Since its definition by Édouard Van Beneden, in 1897, [4] until its deprecation c.2007, it remained an important taxon due to its high rank (subclass) in the taxonomy of Cnidaria, profusely cited in the scientific bibliography and studied by scientists like the paleontologists Dorothy Hill and John W. Wells, [5] and the marine biologist J. E. N. Veron, [6] among many others.

Van Beneden considered that the similarities in morphology between the larva of the cerianthids (which he called cerinula, portmanteau of cerianthid and planula) and the antipatharian polyp were the main reason for separating the orders Ceriantharia and Antipatharia from the other Hexacorallia orders, and group them as a distinct subclass, Ceriantipatharia.[4]

Unlike van Beneden, in volume I (Porifera through Ctenophora) of her six-volume treatise The Invertebrates (1940), Hyman did not group together the orders Ceriantharia and Antipatharia.
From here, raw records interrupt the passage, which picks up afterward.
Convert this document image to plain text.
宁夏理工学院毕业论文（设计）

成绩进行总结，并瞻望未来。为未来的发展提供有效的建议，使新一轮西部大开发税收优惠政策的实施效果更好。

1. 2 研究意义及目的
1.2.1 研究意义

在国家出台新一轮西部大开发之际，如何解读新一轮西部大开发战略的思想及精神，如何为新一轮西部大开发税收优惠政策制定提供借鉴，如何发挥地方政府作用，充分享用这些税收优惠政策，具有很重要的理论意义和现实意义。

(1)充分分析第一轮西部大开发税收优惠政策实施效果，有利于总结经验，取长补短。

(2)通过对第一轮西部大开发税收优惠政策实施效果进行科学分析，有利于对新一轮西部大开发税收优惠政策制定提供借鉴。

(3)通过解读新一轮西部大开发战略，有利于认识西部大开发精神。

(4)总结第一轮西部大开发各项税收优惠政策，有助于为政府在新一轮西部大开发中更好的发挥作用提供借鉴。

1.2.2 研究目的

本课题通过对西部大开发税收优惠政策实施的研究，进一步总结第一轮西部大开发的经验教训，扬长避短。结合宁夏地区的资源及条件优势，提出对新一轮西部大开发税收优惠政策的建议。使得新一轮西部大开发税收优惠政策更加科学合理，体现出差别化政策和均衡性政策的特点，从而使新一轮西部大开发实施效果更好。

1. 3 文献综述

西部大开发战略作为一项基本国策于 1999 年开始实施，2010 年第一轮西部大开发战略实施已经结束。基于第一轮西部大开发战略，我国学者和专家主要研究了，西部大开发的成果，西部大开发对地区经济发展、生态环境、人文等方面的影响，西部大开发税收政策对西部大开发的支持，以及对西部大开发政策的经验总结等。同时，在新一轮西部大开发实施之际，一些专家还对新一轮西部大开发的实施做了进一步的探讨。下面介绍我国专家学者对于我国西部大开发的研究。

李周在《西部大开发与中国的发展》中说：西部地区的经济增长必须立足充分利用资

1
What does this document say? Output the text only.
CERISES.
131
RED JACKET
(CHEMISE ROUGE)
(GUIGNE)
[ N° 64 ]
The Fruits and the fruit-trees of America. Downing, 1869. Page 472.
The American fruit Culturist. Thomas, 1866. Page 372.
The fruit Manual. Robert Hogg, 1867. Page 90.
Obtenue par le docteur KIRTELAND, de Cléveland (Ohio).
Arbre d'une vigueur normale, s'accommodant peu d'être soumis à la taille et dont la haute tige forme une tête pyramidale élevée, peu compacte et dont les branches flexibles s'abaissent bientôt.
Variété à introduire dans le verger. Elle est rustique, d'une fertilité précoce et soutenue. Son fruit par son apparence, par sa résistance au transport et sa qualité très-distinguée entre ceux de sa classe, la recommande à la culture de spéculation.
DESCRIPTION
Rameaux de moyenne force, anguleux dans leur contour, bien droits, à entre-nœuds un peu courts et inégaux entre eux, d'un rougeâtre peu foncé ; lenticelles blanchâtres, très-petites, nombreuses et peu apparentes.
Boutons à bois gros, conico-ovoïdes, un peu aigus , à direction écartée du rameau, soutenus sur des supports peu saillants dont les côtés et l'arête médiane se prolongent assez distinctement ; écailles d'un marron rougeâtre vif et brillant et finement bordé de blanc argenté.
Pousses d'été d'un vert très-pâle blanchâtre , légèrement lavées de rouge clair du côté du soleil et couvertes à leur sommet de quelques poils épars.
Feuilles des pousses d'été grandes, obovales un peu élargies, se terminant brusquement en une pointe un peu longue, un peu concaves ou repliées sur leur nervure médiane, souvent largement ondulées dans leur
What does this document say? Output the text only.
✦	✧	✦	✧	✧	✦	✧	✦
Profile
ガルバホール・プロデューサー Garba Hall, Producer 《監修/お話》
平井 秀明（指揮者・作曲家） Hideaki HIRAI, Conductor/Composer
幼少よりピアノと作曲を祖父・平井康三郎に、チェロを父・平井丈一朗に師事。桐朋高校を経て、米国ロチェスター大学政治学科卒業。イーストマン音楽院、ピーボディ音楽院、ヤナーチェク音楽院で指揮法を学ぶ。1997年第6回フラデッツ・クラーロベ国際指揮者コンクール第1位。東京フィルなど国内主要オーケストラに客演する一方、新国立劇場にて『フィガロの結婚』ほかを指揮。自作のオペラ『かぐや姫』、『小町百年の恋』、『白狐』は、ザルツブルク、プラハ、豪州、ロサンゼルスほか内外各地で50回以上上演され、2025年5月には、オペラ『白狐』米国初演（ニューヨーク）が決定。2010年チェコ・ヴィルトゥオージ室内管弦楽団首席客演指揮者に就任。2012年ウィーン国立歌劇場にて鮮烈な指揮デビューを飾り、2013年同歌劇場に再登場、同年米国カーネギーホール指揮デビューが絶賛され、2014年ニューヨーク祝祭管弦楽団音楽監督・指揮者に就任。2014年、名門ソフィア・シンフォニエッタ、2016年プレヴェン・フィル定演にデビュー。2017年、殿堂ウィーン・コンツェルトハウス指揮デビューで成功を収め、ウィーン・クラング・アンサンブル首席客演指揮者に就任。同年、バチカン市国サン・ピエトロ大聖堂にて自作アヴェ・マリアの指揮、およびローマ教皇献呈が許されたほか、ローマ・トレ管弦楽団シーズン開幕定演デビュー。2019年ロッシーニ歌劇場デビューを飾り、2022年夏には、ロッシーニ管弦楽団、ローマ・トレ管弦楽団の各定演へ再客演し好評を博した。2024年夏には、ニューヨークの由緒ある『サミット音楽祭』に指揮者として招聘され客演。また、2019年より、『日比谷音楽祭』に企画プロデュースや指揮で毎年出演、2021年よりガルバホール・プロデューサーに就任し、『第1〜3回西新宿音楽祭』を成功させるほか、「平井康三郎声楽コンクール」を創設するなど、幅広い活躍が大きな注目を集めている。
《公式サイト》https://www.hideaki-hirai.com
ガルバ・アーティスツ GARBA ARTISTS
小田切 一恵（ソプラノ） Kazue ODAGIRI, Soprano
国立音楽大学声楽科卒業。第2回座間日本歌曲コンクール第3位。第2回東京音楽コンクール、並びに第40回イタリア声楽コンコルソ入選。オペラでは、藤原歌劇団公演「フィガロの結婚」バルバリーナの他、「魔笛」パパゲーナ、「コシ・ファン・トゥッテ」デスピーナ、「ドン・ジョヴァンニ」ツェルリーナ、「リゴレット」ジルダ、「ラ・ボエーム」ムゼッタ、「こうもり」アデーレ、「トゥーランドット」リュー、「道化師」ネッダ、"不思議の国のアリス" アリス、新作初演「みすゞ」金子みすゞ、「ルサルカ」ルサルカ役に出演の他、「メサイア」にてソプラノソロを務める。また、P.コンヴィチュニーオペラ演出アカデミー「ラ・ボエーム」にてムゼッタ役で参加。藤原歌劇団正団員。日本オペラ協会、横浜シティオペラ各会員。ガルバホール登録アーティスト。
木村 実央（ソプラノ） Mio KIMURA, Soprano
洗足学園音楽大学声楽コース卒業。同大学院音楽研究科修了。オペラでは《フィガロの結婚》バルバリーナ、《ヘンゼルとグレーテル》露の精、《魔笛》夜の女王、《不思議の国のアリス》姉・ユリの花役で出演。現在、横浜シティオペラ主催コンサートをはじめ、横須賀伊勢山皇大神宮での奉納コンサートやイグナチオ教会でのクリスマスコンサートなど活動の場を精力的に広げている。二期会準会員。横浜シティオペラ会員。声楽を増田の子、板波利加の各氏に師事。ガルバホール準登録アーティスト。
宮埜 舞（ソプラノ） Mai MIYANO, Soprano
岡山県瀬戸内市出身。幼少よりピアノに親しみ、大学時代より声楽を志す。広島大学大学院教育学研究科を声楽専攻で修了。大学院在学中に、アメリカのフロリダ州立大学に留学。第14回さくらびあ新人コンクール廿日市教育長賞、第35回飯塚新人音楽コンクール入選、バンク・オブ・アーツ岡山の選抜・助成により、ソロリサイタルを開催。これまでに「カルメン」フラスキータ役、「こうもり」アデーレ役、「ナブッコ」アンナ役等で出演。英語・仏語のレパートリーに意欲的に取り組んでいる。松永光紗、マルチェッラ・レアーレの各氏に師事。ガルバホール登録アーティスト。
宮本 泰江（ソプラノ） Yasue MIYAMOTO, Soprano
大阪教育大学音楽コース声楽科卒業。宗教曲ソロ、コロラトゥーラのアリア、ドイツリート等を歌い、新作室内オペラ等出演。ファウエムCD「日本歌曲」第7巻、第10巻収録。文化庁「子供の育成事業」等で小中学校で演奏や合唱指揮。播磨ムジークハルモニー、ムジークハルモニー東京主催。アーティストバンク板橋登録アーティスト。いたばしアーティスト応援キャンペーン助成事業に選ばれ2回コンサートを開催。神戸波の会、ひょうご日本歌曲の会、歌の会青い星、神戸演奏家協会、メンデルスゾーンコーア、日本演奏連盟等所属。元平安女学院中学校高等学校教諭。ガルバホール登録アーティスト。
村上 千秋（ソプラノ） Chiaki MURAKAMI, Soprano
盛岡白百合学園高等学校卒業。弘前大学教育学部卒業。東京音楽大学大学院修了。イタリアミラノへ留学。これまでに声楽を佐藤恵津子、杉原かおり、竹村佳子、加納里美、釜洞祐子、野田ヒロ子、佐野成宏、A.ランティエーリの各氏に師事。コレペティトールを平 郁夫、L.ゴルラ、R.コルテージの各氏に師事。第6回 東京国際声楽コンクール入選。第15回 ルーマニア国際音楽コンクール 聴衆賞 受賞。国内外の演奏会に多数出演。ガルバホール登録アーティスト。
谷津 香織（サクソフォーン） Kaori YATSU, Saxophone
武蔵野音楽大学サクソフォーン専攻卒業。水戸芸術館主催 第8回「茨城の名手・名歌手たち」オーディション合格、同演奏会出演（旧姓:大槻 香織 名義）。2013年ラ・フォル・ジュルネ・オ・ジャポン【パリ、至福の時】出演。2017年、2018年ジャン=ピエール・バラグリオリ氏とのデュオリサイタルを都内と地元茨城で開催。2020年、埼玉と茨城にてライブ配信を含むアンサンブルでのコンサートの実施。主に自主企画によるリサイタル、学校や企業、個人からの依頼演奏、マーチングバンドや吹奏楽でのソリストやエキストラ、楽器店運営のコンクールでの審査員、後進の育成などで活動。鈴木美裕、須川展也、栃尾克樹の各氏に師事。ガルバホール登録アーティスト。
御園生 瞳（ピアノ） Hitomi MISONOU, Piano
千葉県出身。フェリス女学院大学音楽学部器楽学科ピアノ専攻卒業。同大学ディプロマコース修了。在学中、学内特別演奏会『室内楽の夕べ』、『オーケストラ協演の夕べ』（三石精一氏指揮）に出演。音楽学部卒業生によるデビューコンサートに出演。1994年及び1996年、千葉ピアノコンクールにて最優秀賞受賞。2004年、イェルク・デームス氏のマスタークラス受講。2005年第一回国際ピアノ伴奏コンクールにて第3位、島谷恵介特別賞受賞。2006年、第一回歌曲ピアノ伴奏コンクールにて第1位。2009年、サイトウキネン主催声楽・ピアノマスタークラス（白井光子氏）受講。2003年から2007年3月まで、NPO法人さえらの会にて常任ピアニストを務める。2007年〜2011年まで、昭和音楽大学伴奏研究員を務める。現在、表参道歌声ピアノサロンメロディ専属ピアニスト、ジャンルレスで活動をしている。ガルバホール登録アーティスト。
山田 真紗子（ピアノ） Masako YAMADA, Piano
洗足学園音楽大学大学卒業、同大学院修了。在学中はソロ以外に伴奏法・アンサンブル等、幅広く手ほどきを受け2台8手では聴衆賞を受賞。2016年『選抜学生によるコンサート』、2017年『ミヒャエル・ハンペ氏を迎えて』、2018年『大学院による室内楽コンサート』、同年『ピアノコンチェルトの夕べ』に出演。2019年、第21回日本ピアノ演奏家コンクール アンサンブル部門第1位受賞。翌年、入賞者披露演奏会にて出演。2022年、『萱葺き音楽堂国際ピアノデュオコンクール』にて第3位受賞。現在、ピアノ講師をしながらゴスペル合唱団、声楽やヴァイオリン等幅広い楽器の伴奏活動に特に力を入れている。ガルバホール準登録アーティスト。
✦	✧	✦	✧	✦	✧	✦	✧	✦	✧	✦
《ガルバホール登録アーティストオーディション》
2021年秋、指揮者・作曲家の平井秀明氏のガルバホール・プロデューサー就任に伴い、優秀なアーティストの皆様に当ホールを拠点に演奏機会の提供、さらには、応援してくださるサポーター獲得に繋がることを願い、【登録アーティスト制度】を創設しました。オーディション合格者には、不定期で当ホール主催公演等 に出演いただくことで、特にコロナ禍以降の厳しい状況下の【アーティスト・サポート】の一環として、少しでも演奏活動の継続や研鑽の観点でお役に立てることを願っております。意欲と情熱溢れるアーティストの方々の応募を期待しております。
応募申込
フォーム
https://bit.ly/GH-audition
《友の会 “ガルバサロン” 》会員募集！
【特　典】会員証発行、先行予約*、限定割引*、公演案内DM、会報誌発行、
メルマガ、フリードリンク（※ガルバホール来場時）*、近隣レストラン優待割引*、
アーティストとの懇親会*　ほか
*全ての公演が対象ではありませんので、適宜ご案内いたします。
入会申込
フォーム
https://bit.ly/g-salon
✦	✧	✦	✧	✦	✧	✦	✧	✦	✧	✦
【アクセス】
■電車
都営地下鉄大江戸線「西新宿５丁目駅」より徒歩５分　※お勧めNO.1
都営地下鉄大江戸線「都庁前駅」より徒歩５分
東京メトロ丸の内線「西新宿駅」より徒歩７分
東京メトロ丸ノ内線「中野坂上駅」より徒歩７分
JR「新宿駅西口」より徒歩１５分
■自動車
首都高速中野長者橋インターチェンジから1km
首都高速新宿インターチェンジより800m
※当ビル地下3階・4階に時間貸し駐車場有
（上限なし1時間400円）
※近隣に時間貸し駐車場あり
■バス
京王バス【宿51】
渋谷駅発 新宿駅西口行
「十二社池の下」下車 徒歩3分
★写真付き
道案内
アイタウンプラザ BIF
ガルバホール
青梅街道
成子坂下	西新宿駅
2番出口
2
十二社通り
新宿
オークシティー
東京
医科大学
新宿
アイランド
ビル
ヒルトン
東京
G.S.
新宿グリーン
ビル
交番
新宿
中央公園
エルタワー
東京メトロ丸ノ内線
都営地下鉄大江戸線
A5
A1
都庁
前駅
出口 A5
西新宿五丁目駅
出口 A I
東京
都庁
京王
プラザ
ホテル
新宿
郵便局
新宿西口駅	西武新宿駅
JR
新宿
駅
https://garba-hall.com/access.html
Nor was Ceriantipatharia mentioned, even though she cited van Beneden in the bibliography for each of those orders (ps.660-661).[7] The reason could be that, as she states in the preface, she followed mainly the German school of zoologists. Her treatise was based on Bronn's Klassen und Ordnungen des Tierreichs (1862), edited before van Beneden's definition of Ceriantipatharia, and on Kükenthal-Krumbach's Handbuch der Zoologie (1923), that she considered "the most extensive modern treatise on zoology" (p.31). In the latter treatise, van Beneden is mentioned but not in connection with Ceriantipatharia, which is also not mentioned anywhere by the German authors.

In 1956, Wells and Hill, following van Beneden, added two more criteria to group the orders Ceriantharia and Antipatharia within the subclass Ceriantipatharia: Besides the structure of the larva cerinula already described in 1897, they added that there were also similarities in the structure of the mesentery and in the mesenterial musculature.[5]

In 1995, an analysis of the ribosomal DNA of many species within Anthozoa, found that Ceriantipatharia was "the most representative of the ancestral Anthozoa".[6]

After an extended and important history as a major subclass of Hexacorallia, in the period 1996-2007 three studies of molecular phylogenetics [8][9][10] determined that Ceriantharia, instead of being a sister group of Antipatharia, is sister to, or even the basal member of Hexacorallia,[3] and that Antipatharia, on the other hand, should be classified as an order within the class Hexacorallia, sister to the orders Scleractinia (stony corals) and Corallimorpharia (mushroom anemones).[10][11]

In modern taxonomies and phylogenies, Ceriantipatharia became deprecated and its rank changed to order although it has had a significant bibliography and history of molecular phylogenetic studies.[1][11]